Other Great Cregar Performances

1.     I Wake Up Screaming (1941) -This proto-noir has a lot going for it—visual flair, Elisha Cook—but the best thing about it is the urbane, sinister turn by Cregar.

2.     Rings On Her Fingers (1942) -Cregar plays a conman in this screwball comedy. Though this knockoff of The Lady Eve stars Henry Fonda and Gene Tierney, Cregar’s verbose shyster steals the show.

3.     This Gun For Hire (1942) -Cregar plays the criminal mastermind who double crosses hit man Alan Ladd in this hardboiled classic.

4.     The Lodger (1944) -Cregar goes full Cregar as a serial killer who may or may not be Jack the Ripper.


Jake Hinkson, the Night Editor, is the author of The Posthumous Man.

Read all posts by Jake Hinkson for Criminal Element.

Comments

  1. Jake Hinkson

    PS. I should have also noted Cregar’s comic turn as the devil in Ernest Lubitsch’s Heaven Can Wait–a nice demonstration of the actor playing around with his bad guy image.

  2. Clare 2e

    Looking online, there were so many great photos of him as a fur trapper and cozying up to Jack Benny in drag in Charley’s Aunt. I knew his face as soon as I looked him up, but had never really known his name.
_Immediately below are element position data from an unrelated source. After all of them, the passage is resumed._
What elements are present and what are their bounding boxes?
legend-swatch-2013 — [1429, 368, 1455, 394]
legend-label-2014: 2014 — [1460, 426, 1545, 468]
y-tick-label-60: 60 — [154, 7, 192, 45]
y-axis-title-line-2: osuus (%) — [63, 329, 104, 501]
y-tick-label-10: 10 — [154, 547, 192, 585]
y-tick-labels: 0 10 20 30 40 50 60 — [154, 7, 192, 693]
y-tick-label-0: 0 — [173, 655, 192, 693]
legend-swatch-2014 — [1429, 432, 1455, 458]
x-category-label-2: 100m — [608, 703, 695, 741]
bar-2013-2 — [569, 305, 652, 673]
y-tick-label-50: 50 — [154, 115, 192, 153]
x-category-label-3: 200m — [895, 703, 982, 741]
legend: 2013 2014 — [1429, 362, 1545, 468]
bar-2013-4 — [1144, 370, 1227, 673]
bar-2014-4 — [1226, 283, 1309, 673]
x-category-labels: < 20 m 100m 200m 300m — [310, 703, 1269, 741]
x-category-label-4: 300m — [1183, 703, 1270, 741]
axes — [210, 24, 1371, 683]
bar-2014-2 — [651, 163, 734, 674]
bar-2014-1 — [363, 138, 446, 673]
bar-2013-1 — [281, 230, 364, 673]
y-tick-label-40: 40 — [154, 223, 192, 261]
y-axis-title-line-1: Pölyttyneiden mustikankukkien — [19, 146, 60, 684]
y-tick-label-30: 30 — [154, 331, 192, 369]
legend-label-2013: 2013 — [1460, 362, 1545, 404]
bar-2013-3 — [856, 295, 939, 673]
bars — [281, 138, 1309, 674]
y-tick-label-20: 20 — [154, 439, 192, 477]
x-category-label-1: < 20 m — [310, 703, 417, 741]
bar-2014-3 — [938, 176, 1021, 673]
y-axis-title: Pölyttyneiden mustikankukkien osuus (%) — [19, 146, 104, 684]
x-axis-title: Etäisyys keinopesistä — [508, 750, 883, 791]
Tough life to want so much and die so young.[img]http://acertaincinema.com/media-tags/jack-benny/[/img]

  3. Merrily

    Many years ago I read that Laird Cregar was Raymond Burr’s brother. I wonder if this is true? There is a definite resemblance.

  4. Jennifer Garlen

    Great to see Cregar getting more attention! Excellent post about his talents and his tragic death. In addition to the ones you list and the other commenters mention, I’d put in a nod for BLOOD AND SAND, in which Cregar plays an egotistical bullfight critic who attacks and then adores Tyrone Power’s protagonist. Really, he’s terrific in everything he did.

  5. wilma lloyd

    I read in the NATIONAL ENQUIRER many, many years ago that Raymond Burr was concerned about his weight but recalled what had happened to his half-brother years earlier when he, Laird Cregar, dropped too much weight too soon. Never read that they were related anywhere else. Someone allegedly brought it up to Burr and he denied the relationship.

  6. Barry Gabriel

    Laird Cregar and Raymond Burr were not brothers. Burr himself admired Cregar’s work and found it amusing that some people thought he and Cregar looked almost alike. BTW, I cannot find any first hand accounts or even inuendo suggesting that Cregar was gay. Where did the writer of this article find this out?